I've had a feeling since I was very, very young that I'm either adopted or not biologically my parents.
My mother is not a loving mother. She's told me she hates me. She's slapped and punched me in the face. She makes fun of me to other family members. She wrote terrible things about me on social media when I refused to speak to her. She favours my siblings a lot more.
There's also something weird about my birth certificate as well. Every time I need to use it, the people there always tell me it's a copy, and not the original. Then my mother will "take care of it". On this copy, it also says she received it two years after I was born. I know sometimes it takes a while to recieve it, but I thought I would throw that in.
There's no photos of her pregnant with me, in the hospital, or even right after I was born. I have scars on my chin no one seems to remember how they got there. She got very defensive when I asked what her blood type was and what mine was. She has also had multiple miscarriages before conceiving me.
I know every child from an abusive home longs to be adopted. But I'm not even sure if adopted is the word I'm looking for, because she's such a cruel woman, I don't believe she would even want to adopt a child. I just don't think biologically that she's my mother, it's a very, very strong feeling. I also, since I was very young, have had dreams about a woman with red, curly hair who says she's my mother. I know that sounds insane, but that's what originally made me start thinking I could be adopted.
I know she would be the kind of person to take it to the grave with her.

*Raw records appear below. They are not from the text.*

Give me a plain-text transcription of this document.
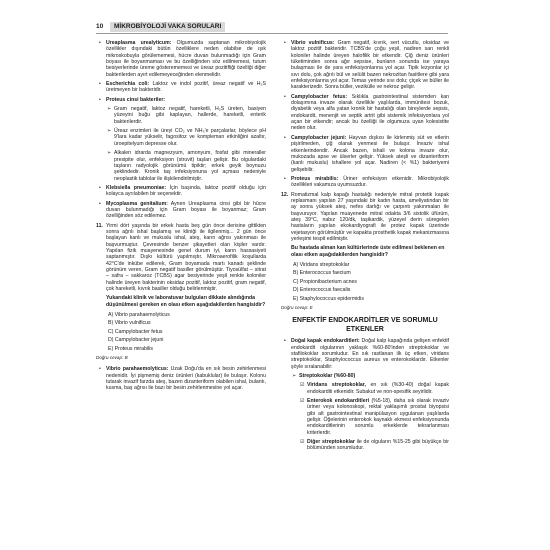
10	MİKROBİYOLOJİ VAKA SORULARI

• Ureaplasma urealyticum: Olgumuzda saptanan mikrobiyolojik özellikler dışındaki bütün özelliklere neden olabilse de ışık mikroskobuyla görülememesi, hücre duvarı bulunmadığı için Gram boyası ile boyanmaması ve bu özelliğinden söz edilmemesi, tutum besiyerlerinde üreme gösterememesi ve üreaz pozitifliği özelliği diğer bakterilerden ayırt edilemeyeceğinden elenmelidir.

• Escherichia coli: Laktoz ve indol pozitif, üreaz negatif ve H₂S üretmeyen bir bakteridir.

• Proteus cinsi bakteriler:

➢ Gram negatif, laktoz negatif, hareketli, H₂S üreten, basiyen yüzeyini buğu gibi kaplayan, hallerde, hareketli, enterik bakterilerdir.

➢ Üreaz enzimleri ile üreyi CO₂ ve NH₃'e parçalarlar, böylece pH 9'lara kadar yükselir, fagositoz ve kompleman etkinliğini azaltır, üroepitelyum depresse olur.

➢ Alkalen idrarda magnezyum, amonyum, fosfat gibi mineraller presipite olur, enfeksiyon (struvit) taşları gelişir. Bu olgulardaki taşların radyolojik görünümü tipiktir; erkek geyik boynuzu şeklindedir. Kronik taş infeksiyonuna yol açması nedeniyle neoplastik tablolar ile ilişkilendirilmiştir.

• Klebsiella pneumoniae: İçin başında, laktoz pozitif olduğu için kolayca ayrılabilen bir seçenektir.

• Mycoplasma genitalium: Aynen Ureaplasma cinsi gibi bir hücre duvarı bulunmadığı için Gram boyası ile boyanmaz; Gram özelliğinden söz edilemez.

11. Yirmi dört yaşında bir erkek hasta beş gün önce derisine gittikten sonra ağrılı ishal başlamış ve kliniği ile ilgilenmiş... 2 gün önce başlayan kanlı ve mukuslu ishal, ateş, karın ağrısı yakınması ile başvurmuştur. Çevresinde benzer şikayetleri olan kişiler vardır. Yapılan fizik muayenesinde genel durum iyi, karın hassasiyeti saptanmıştır. Dışkı kültürü yapılmıştır. Mikroaerofilik koşullarda 42°C'de inkübe edilerek, Gram boyamada martı kanadı şeklinde görünüm veren, Gram negatif basiller görülmüştür. Tiyosülfat – sitrat – safra – sakkaroz (TCBS) agar besiyerinde yeşil renkte koloniler halinde üreyen bakterinin oksidaz pozitif, laktoz pozitif, gram negatif, çok hareketli, kıvrık basiller olduğu belirlenmiştir.

Yukarıdaki klinik ve laboratuvar bulguları dikkate alındığında düşünülmesi gereken en olası etken aşağıdakilerden hangisidir?

A) Vibrio parahaemolyticus
B) Vibrio vulnificus
C) Campylobacter fetus
D) Campylobacter jejuni
E) Proteus mirabilis
Doğru cevap: B

• Vibrio parahaemolyticus: Uzak Doğu'da en sık besin zehirlenmesi nedenidir. İyi pişmemiş deniz ürünleri (kabuklular) ile bulaşır. Kolonu tutarak invazif farzda ateş, bazen dizanteriform olabilen ishal, bulantı, kusma, baş ağrısı ile bazı bir besin zehirlenmesine yol açar.

• Vibrio vulnificus: Gram negatif, kıvrık, sert vücutlu, oksidaz ve laktoz pozitif bakteridir. TCBS'de çoğu yeşil, nadiren sarı renkli koloniler halinde üreyen halofilik bir etkendir. Çiğ deniz ürünleri tüketiminden sonra ağır sepsise, bunların sonunda ise yaraya bulaşması ile de yara enfeksiyonlarına yol açar. Tipik lezyonlar içi sıvı dolu, çok ağrılı bül ve selülit bazen nekrozitan fasiitlere gibi yara enfeksiyonlarına yol açar. Temas yerinde sıvı dolu; çiçek ve büller ile karakterizedir. Sonra büller, vezikülle ve nekroz gelişir.

• Campylobacter fetus: Sıklıkla gastrointestinal sistemden kan dolaşımına invaze olarak özellikle yaşlılarda, immünitesi bozuk, diyabetik veya alfa yatan kronik bir hastalığı olan bireylerde sepsis, endokardit, menenjit ve septik artrit gibi sistemik infeksiyonlara yol açan bir etkendir; ancak bu özelliği ile olgumuza uyan kolesistite neden olur.

• Campylobacter jejuni: Hayvan dışkısı ile kirlenmiş süt ve etlerin pişirilmeden, çiğ olarak yenmesi ile bulaşır. İnvaziv ishal etkenlerindendir. Ancak bazen, ishali ve kolona invaze olur, mukozada apse ve ülserler gelişir. Yüksek ateşli ve dizanteriform (kanlı mukuslu) ishallere yol açar. Nadiren (< %1) bakteriyemi gelişebilir.

• Proteus mirabilis: Üriner enfeksiyon etkenidir. Mikrobiyolojik özellikleri vakamıza uyumsuzdur.

12. Romatizmal kalp kapağı hastalığı nedeniyle mitral protetik kapak replasmanı yapılan 27 yaşındaki bir kadın hasta, ameliyatından bir ay sonra yüksek ateş, nefes darlığı ve çarpıntı yakınmaları ile başvuruyor. Yapılan muayenede mitral odakta 3/6 sistolik üfürüm, ateş 39°C, nabız 120/dk, taşikardik, yüzeyel derin süregelen hastaların yapılan ekokardiyografi ile protez kapak üzerinde vejetasyon görülmüştür ve kapakta prosthetik kapak mekanizmasına yerleşimi tespit edilmiştir.

Bu hastada alınan kan kültürlerinde üste edilmesi beklenen en olası etken aşağıdakilerden hangisidir?

A) Viridans streptokoklar
B) Enterococcus faecium
C) Propionibacterium acnes
D) Enterococcus faecalis
E) Staphylococcus epidermidis
Doğru cevap: E
ENFEKTİF ENDOKARDİTLER VE SORUMLU
ETKENLER

• Doğal kapak endokarditleri: Doğal kalp kapağında gelişen enfektif endokardit olgularının yaklaşık %60-80'inden streptokoklar ve stafilokoklar sorumludur. En sık rastlanan ilk üç etken, viridans streptokoklar, Staphylococcus aureus ve enterokoklardır. Etkenler şöyle sıralanabilir:

➢ Streptokoklar (%60-80)

☑ Viridans streptokoklar, en sık (%30-40) doğal kapak endokarditi etkenidir. Subakut ve non-spesifik seyirlidir.

☑ Enterokok endokarditleri (%5-18), daha sık olarak invaziv üriner veya kolonoskopi, rektal yaklaşımlı prostat biyopsisi gibi alt gastrointestinal manipülasyon uygulanan yaşlılarda gelişir. Öğelerinin enterokok kaynaklı ekmesi enfeksiyonunda endokarditlerinin sorumlu erkeklerde tekrarlanması kriterlerdir.

☑ Diğer streptokoklar ile de olguların %15-25 gibi büyükçe bir bölümünden sorumludur.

She would NOT tell me if I was. She's a compulsive liar. Nor would any family. Is there any steps I can take into figuring this out on my own without looking silly? It's not even about wanting to be adopted or not hers, it's just been such a nagging thought for the longest time that I need to find out for myself. I've even tried looking up adoption records an everything.
I live in QC, Canada, if that helps. Please no rude comments. I'm an adult now, and I just need to find the truth out by myself, because I know no one will help me, and if I don't figure it out, I'll never have the answers.
Oh - I've asked her if she's ever lost the birth certificate. She said no. Like I said, I don't think that's a huge red flag, I just threw it in.
As for the scratches, there's multiple, around 4, very indented. It was clearly something very big that happened to leave marks like this.